Nonetheless, integral to colonial narrative is belief in the superiority of European contributions and the absence of any truly important contribution from non-European peoples to Canadian society, except when narrowly defined within examples of successful integration and “up by their bootstraps” stories. After all, if non-European and indigenous contributions were of any real value, wouldn’t we see them everywhere? Instead, all that is good and modern originated in Europe!
Not everyone states this as baldly as Mr. Olsen et al. but the sentiment is nonetheless widely shared. Which is incredibly sad, because Canada will not crumble and fall apart if we become more honest and aware of the history of these lands and the incredible diversity of contributions by peoples from all over the world.

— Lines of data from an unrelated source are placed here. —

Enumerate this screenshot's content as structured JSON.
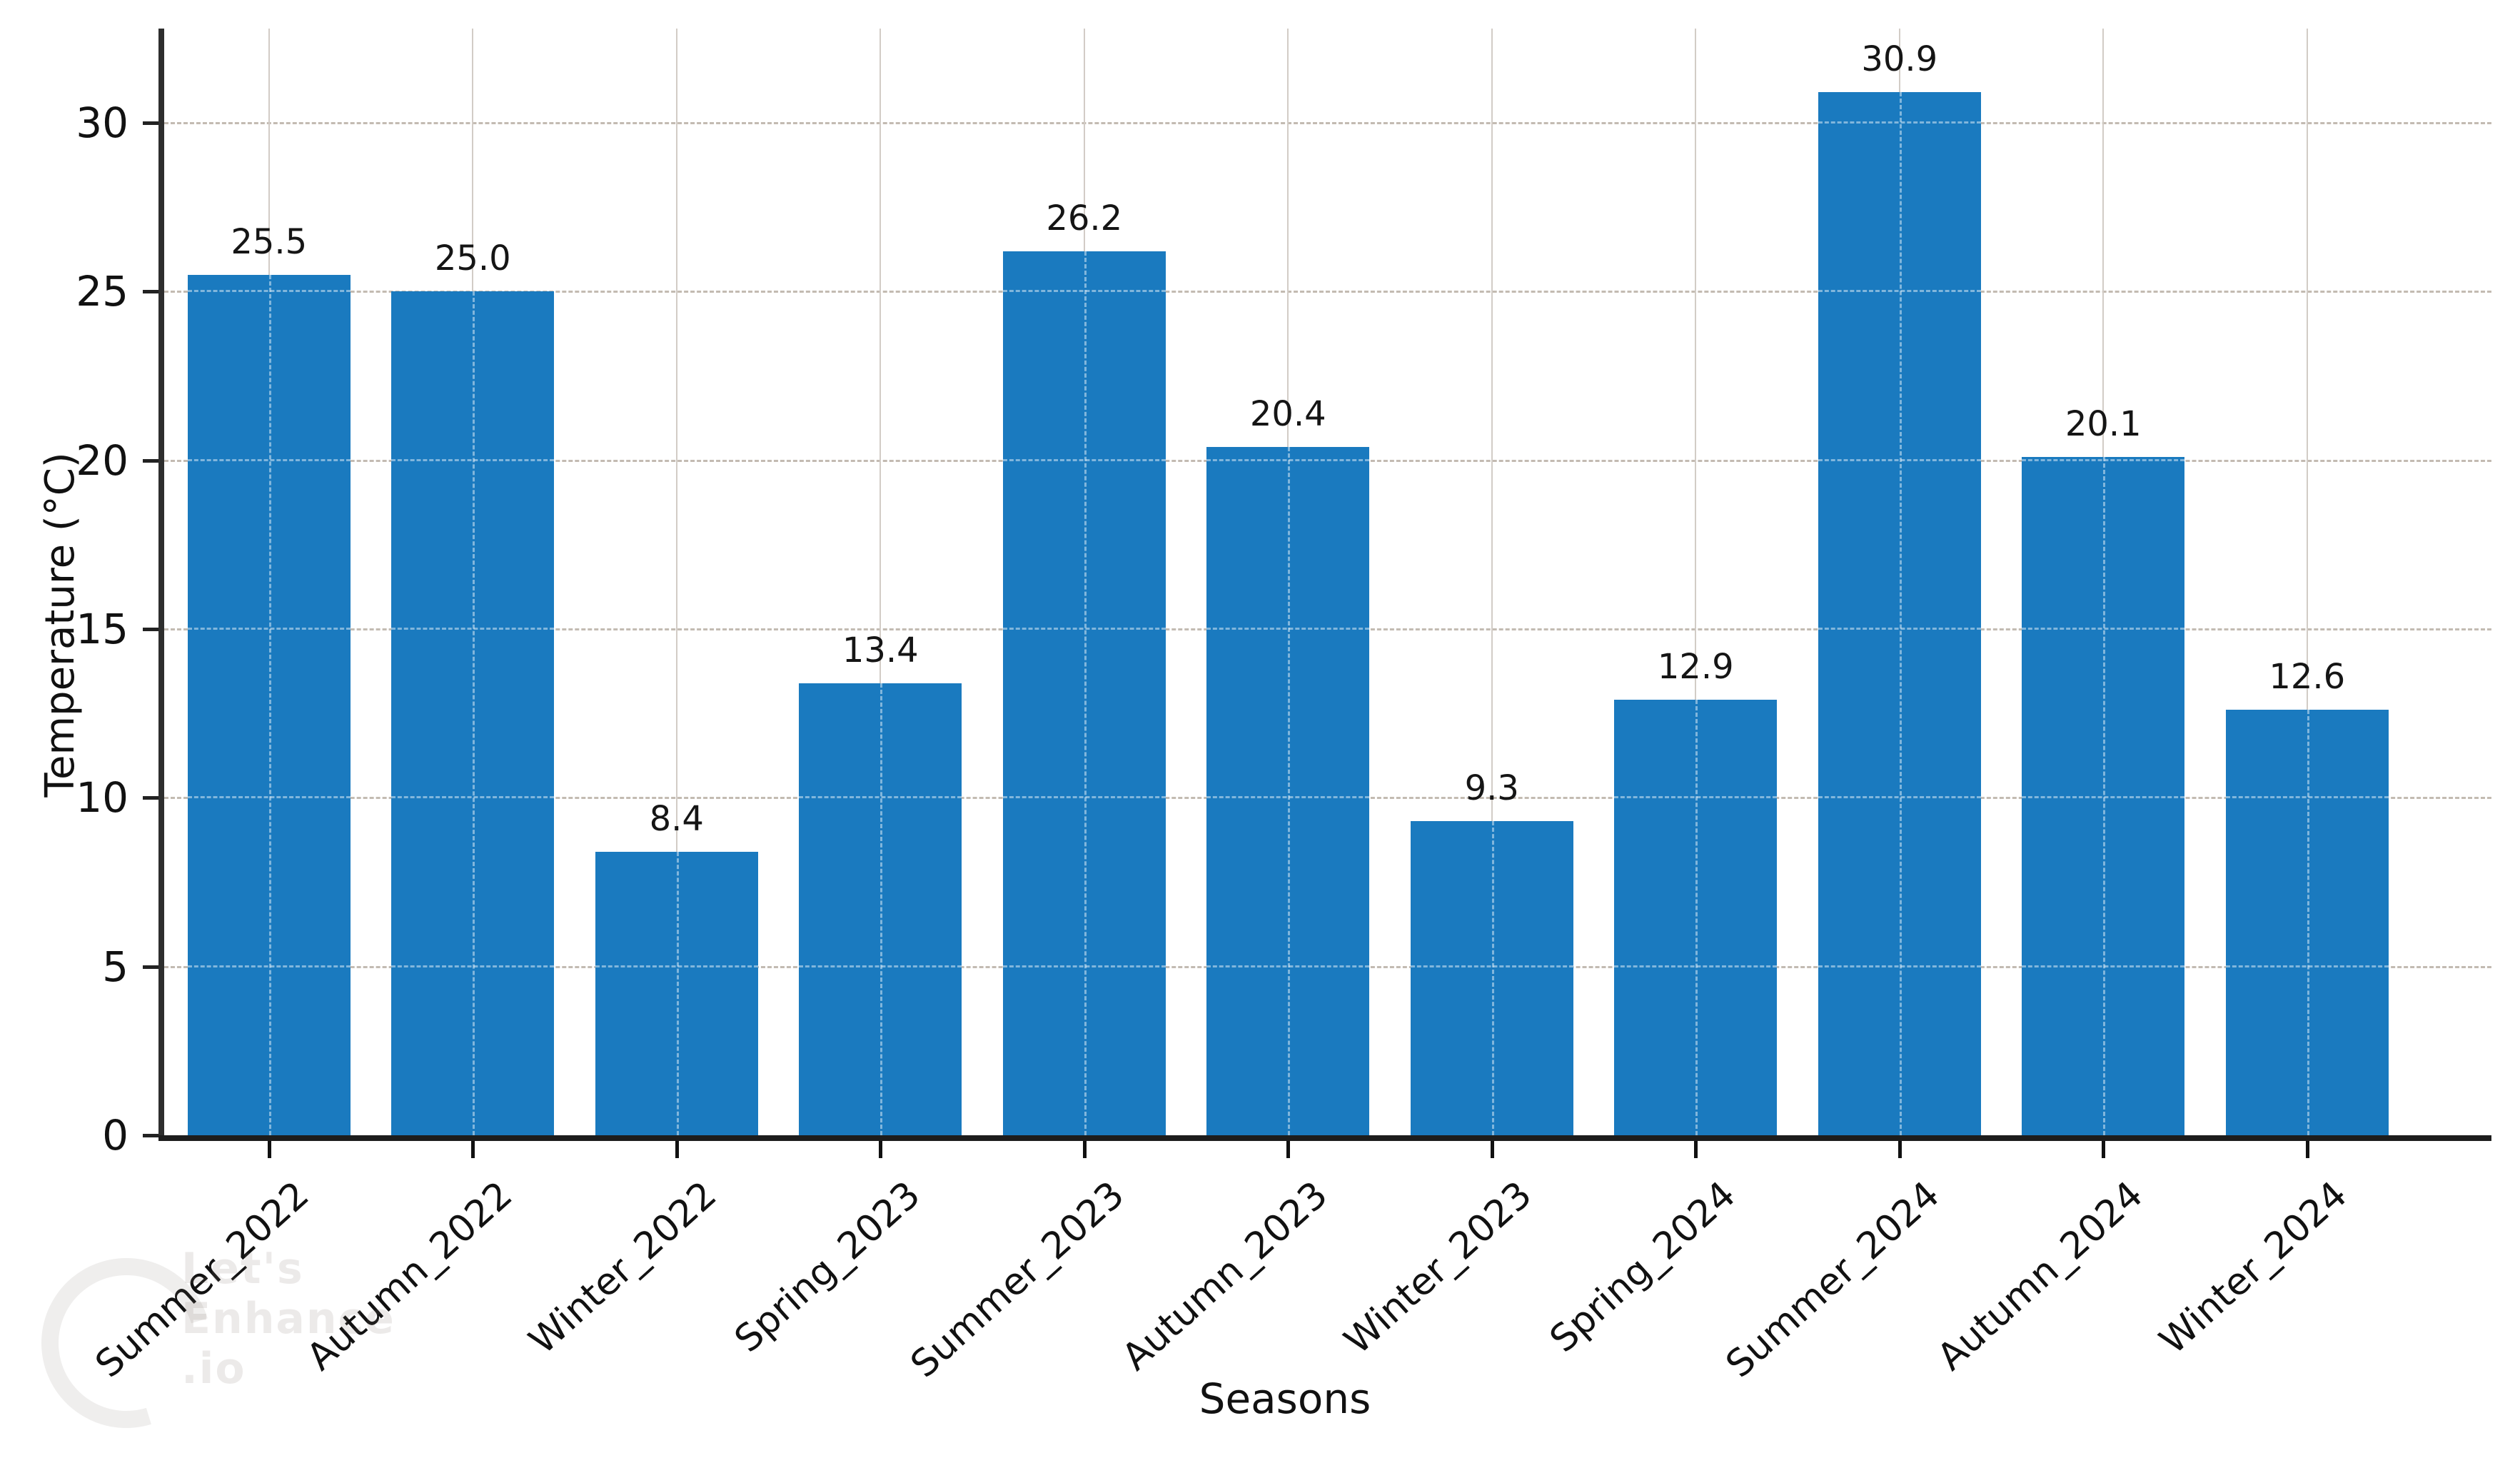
{
  "chart_data": {
    "type": "bar",
    "title": "",
    "xlabel": "Seasons",
    "ylabel": "Temperature (°C)",
    "categories": [
      "Summer_2022",
      "Autumn_2022",
      "Winter_2022",
      "Spring_2023",
      "Summer_2023",
      "Autumn_2023",
      "Winter_2023",
      "Spring_2024",
      "Summer_2024",
      "Autumn_2024",
      "Winter_2024"
    ],
    "values": [
      25.5,
      25.0,
      8.4,
      13.4,
      26.2,
      20.4,
      9.3,
      12.9,
      30.9,
      20.1,
      12.6
    ],
    "value_labels": [
      "25.5",
      "25.0",
      "8.4",
      "13.4",
      "26.2",
      "20.4",
      "9.3",
      "12.9",
      "30.9",
      "20.1",
      "12.6"
    ],
    "yticks": [
      0,
      5,
      10,
      15,
      20,
      25,
      30
    ],
    "ylim": [
      0,
      32.8
    ],
    "grid": true,
    "legend": "none",
    "bar_color": "#1a7abf"
  },
  "watermark": {
    "lines": [
      "Let's",
      "Enhance",
      ".io"
    ]
  }
}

The violence of national myths
A more accurate and less self-serving history, a more honest reality, is ours. It is our birthright, whether we have been in these lands for thousands of years, or arrived yesterday. We are all being denied a real identity, based on more than colonial myths intended to create a national identity out of thin air.
It is not only indigenous peoples who want to reclaim that birthright. There are millions of people living in this country who are trying to come to grips with their own personal histories, which more often than not, fail to accord with the official narrative. Unwed mothers who were pressured into giving up their babies for adoption, finding out that many of these babies were killed and buried instead. Black orphans who were horrifically abused by those who were supposed to protect them. Italians in Canada put into internment camps during WWII, and so very many more who have had to struggle to have their stories heard and believed.

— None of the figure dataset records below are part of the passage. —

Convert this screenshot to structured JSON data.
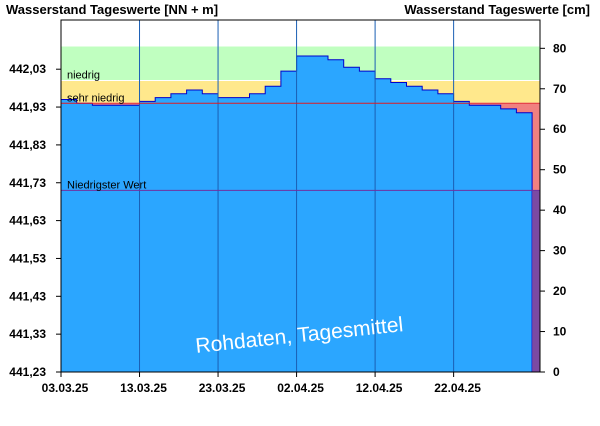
{
  "chart_data": {
    "type": "area",
    "title_left": "Wasserstand Tageswerte [NN + m]",
    "title_right": "Wasserstand Tageswerte [cm]",
    "watermark": "Rohdaten, Tagesmittel",
    "x_tick_labels": [
      "03.03.25",
      "13.03.25",
      "23.03.25",
      "02.04.25",
      "12.04.25",
      "22.04.25"
    ],
    "x_start": "2025-03-03",
    "x_end": "2025-05-03",
    "y_left_ticks": [
      "441,23",
      "441,33",
      "441,43",
      "441,53",
      "441,63",
      "441,73",
      "441,83",
      "441,93",
      "442,03"
    ],
    "ylim_left": [
      441.23,
      442.16
    ],
    "y_right_ticks": [
      "0",
      "10",
      "20",
      "30",
      "40",
      "50",
      "60",
      "70",
      "80"
    ],
    "ylim_right": [
      0,
      87
    ],
    "zones": [
      {
        "label": "niedrig",
        "from": 442.0,
        "to": 442.09,
        "color": "#c0ffc0"
      },
      {
        "label": "sehr niedrig",
        "from": 441.94,
        "to": 442.0,
        "color": "#ffe88c"
      },
      {
        "label": "",
        "from": 441.23,
        "to": 441.94,
        "color": "#f08080"
      }
    ],
    "reference_lines": [
      {
        "label": "Niedrigster Wert",
        "value": 441.71,
        "color": "#7030a0"
      }
    ],
    "series": [
      {
        "dates": [
          "2025-03-03",
          "2025-03-05",
          "2025-03-07",
          "2025-03-09",
          "2025-03-11",
          "2025-03-13",
          "2025-03-15",
          "2025-03-17",
          "2025-03-19",
          "2025-03-21",
          "2025-03-23",
          "2025-03-25",
          "2025-03-27",
          "2025-03-29",
          "2025-03-31",
          "2025-04-02",
          "2025-04-04",
          "2025-04-06",
          "2025-04-08",
          "2025-04-10",
          "2025-04-12",
          "2025-04-14",
          "2025-04-16",
          "2025-04-18",
          "2025-04-20",
          "2025-04-22",
          "2025-04-24",
          "2025-04-26",
          "2025-04-28",
          "2025-04-30"
        ],
        "values": [
          441.95,
          441.94,
          441.935,
          441.935,
          441.935,
          441.945,
          441.955,
          441.965,
          441.975,
          441.965,
          441.955,
          441.955,
          441.965,
          441.985,
          442.025,
          442.065,
          442.065,
          442.055,
          442.035,
          442.025,
          442.005,
          441.995,
          441.985,
          441.975,
          441.965,
          441.945,
          441.935,
          441.935,
          441.925,
          441.915
        ],
        "color": "#2ba6ff"
      }
    ]
  }
}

These are all horrific stories, and they are only the tip of the iceberg, because most of us have heard only a fraction of them. The violence that national myths commit, is to delegitimize the very real pain that is the legacy of abuse and oppression. When these stories begin to surface, they are often treated as conspiracy theories. Even when incontrovertible proof is discovered, and the information becomes freely available, the overarching Canadian narrative obscures and confuses, splitting these events up into disparate and unconnected “unfortunate incidents.” Most Canadians will learn only a few of these stories, and will be unable to connect them to a wider history of colonialism. This means that nothing can change, as is made so clear in the book Seeing Red, and exemplified in articles like Klassen’s. How can we possibly learn from the past when this country is so invested in whitewashing it?
We all need to work on reclaiming our histories, but this cannot be an individual exercise, it absolutely must be a national one. We must share our histories and learn the histories of others, and our curriculum and media must reflect our evolving understandings.
Right now, indigenous peoples are trying very hard to share our histories. Whether this will create a new chapter in Anderson and Robertson’s research is going to depend on whether or not Canadians are finally willing to listen.